In several of our decisions it has been held that the will as a whole showed that a gift of income was intended to carry the principal with it, although the principal was not
given in express terms. Of these, Chauncey v. Francis, 181 Mass. 513 , is perhaps most nearly in point. But see further Fay v. Phipps, 10 Met. 341 , 343; Chauncey v. Salisbury, 181 Mass. 516 ; Powers v. Rafferty, 184 Mass. 85 ; and New England Trust Co. v. Scheffey, 265 Mass. 515 . In Chase v. Chase, 132 Mass. 473 , it was said at page 474, "Ordinarily, an unqualified gift of the use, income and improvement of personal estate vests an absolute interest," and this statement is quoted with seeming approval in Hayward v. Rowe, 190 Mass. 1 , 3. In many more cases it has been held that there was nothing to control the absence of an express gift of the principal, and that a life estate only was created. Keating v. Smith, 5 Cush. 232 . Bartlett, petitioner, 163 Mass. 509 , 521. Wynn v. Bartlett, 167 Mass. 292 . Boston Safe Deposit & Trust Co. v. Buffum, 186 Mass. 242 . Loomis v. Gorham, 186 Mass. 444 . Stearns v. Stearns, 192 Mass. 144 . Walton v. Draper, 206 Mass. 20 . Cavan v. Woodbury, 240 Mass. 125 . Megathlin v. Stearns, 242 Mass. 326 . Small v. Bellamy, 249 Mass. 244 . Hull v.

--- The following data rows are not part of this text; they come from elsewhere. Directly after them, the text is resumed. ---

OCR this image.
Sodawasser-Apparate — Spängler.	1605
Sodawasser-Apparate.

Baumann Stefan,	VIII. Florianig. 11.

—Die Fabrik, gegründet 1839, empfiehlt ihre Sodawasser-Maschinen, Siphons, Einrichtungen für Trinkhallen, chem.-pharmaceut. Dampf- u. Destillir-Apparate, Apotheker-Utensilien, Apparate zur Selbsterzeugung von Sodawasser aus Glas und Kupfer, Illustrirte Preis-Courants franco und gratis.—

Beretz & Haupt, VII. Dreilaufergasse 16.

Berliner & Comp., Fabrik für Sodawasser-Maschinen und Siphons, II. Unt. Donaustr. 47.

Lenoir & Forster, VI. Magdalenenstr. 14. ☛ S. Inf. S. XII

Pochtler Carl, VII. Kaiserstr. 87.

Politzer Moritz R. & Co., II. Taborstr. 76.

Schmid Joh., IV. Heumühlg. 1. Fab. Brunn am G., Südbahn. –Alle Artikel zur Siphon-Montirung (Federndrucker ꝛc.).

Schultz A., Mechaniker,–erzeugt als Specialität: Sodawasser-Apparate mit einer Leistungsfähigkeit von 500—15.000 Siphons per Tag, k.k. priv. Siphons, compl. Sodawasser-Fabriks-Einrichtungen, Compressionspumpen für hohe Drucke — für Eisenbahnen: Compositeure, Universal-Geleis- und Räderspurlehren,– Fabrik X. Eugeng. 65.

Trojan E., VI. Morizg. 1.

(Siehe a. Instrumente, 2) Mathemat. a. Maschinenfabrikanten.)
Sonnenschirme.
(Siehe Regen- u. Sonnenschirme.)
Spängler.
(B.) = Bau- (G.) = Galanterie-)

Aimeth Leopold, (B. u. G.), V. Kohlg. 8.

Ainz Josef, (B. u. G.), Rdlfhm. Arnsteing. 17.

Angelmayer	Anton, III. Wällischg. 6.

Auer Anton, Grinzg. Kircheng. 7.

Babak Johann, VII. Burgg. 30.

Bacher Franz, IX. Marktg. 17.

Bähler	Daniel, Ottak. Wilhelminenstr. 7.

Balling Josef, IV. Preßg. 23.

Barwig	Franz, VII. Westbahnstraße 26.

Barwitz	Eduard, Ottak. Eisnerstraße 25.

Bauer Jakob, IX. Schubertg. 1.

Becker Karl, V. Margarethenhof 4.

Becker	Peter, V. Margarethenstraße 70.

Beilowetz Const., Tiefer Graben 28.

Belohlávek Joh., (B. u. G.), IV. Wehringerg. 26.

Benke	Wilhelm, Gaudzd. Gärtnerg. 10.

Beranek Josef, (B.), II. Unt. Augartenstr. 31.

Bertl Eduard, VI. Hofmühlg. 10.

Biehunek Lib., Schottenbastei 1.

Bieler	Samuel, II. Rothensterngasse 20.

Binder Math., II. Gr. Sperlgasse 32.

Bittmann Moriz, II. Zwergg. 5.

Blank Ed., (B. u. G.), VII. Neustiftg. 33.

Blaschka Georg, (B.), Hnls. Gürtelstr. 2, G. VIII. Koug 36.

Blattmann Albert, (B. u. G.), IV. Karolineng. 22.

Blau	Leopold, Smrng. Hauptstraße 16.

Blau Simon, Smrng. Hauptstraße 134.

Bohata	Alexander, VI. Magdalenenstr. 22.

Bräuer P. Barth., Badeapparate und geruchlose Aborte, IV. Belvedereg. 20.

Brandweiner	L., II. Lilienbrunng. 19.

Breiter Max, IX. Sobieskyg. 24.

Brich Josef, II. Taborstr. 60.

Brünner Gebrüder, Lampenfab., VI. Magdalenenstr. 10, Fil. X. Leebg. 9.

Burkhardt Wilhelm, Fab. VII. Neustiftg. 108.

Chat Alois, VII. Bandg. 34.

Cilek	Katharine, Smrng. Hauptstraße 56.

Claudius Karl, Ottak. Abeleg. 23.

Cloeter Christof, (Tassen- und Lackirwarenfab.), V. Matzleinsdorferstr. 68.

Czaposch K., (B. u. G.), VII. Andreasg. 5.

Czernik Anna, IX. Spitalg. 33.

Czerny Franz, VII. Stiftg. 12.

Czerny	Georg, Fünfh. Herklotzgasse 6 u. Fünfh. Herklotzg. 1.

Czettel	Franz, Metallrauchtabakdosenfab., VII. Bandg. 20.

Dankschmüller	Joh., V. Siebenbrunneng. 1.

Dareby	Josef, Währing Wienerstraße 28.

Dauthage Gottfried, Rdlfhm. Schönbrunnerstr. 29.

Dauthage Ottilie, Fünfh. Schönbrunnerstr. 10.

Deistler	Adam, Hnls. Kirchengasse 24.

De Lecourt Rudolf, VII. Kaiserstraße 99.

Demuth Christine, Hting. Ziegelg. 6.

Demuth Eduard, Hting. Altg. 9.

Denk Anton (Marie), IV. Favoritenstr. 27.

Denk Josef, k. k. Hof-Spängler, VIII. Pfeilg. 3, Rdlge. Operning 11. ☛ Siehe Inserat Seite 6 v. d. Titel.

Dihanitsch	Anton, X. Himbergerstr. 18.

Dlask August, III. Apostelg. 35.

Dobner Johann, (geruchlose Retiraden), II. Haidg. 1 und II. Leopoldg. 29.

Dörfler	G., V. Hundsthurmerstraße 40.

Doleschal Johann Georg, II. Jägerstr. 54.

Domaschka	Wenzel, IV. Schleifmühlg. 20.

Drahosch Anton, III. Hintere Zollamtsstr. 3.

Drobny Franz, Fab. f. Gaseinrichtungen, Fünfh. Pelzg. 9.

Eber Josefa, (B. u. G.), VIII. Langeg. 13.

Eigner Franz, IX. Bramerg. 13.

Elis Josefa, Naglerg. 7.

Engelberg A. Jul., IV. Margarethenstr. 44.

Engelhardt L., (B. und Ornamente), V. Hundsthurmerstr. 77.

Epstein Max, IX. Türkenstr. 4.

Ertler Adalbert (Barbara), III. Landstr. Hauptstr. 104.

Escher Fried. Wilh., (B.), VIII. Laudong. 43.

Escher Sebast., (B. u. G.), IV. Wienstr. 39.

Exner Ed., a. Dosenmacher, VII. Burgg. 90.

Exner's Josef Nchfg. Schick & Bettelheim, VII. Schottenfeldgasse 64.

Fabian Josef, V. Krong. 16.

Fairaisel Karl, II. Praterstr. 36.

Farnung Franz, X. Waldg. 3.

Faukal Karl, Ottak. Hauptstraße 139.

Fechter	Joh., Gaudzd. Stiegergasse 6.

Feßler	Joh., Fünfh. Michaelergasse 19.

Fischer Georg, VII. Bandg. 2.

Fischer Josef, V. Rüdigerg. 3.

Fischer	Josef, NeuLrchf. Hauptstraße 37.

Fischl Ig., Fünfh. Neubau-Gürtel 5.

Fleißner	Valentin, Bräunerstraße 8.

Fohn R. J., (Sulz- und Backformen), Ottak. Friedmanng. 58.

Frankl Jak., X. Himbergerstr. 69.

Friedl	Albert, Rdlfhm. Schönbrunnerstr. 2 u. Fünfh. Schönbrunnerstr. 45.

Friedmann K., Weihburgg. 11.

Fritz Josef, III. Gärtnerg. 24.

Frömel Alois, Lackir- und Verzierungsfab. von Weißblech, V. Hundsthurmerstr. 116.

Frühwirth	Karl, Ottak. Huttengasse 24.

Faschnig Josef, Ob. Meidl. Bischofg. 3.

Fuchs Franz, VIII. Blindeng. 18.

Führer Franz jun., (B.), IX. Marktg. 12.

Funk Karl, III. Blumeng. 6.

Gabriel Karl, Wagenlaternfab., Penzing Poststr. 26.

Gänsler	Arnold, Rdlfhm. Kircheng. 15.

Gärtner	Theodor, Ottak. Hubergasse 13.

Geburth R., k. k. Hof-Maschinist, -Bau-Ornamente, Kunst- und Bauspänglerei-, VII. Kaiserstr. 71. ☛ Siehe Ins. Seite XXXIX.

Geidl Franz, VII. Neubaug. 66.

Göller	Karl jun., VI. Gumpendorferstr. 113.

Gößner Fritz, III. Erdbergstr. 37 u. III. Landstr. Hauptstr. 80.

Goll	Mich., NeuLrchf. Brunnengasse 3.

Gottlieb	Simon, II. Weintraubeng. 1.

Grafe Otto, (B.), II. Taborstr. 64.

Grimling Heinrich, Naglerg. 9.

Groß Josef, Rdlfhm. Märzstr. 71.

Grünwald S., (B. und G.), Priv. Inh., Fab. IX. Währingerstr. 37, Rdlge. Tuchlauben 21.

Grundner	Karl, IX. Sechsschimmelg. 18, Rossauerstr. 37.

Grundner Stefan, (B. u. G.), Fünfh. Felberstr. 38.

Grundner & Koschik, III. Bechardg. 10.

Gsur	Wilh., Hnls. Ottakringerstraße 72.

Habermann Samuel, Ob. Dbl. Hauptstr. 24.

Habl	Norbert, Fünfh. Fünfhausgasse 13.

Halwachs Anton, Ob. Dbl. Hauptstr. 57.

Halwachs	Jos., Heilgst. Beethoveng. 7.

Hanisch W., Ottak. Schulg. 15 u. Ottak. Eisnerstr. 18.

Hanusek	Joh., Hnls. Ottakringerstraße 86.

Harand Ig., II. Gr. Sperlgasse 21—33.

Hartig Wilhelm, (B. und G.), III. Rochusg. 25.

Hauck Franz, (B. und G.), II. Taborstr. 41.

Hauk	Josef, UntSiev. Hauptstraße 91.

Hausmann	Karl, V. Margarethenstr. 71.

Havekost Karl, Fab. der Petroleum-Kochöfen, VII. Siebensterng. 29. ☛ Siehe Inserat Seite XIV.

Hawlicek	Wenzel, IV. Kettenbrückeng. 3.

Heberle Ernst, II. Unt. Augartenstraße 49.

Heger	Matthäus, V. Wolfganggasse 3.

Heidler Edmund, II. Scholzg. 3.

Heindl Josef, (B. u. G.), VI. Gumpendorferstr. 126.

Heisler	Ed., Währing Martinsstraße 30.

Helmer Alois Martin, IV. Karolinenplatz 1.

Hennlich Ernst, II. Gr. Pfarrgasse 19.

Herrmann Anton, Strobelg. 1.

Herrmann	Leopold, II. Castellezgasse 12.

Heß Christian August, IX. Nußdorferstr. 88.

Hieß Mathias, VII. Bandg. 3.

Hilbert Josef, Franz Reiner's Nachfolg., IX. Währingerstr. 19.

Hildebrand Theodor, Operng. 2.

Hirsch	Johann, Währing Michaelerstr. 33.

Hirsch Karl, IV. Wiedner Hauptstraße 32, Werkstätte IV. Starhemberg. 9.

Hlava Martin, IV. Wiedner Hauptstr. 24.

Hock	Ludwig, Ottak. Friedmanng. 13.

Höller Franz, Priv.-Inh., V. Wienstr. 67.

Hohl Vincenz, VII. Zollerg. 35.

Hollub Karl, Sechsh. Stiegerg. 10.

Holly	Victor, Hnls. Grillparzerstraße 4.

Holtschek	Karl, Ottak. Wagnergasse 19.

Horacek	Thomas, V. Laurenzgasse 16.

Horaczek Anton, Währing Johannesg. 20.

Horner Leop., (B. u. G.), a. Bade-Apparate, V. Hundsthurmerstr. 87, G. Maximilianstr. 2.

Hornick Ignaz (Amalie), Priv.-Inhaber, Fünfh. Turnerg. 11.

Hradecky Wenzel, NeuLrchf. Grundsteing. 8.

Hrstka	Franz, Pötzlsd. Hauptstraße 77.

Adams, 286 Mass. 329 . The wills in some of these cases contained words indicative of an intent to limit the gift to a life interest, and in none of them were there other indications of intent comparable to those we have pointed out in the present case.
The decree of the Probate Court is reversed and the cause is remanded to that court for further proceedings consistent with this opinion.
[Note 1] In fact both of the grandsons named declined the offer.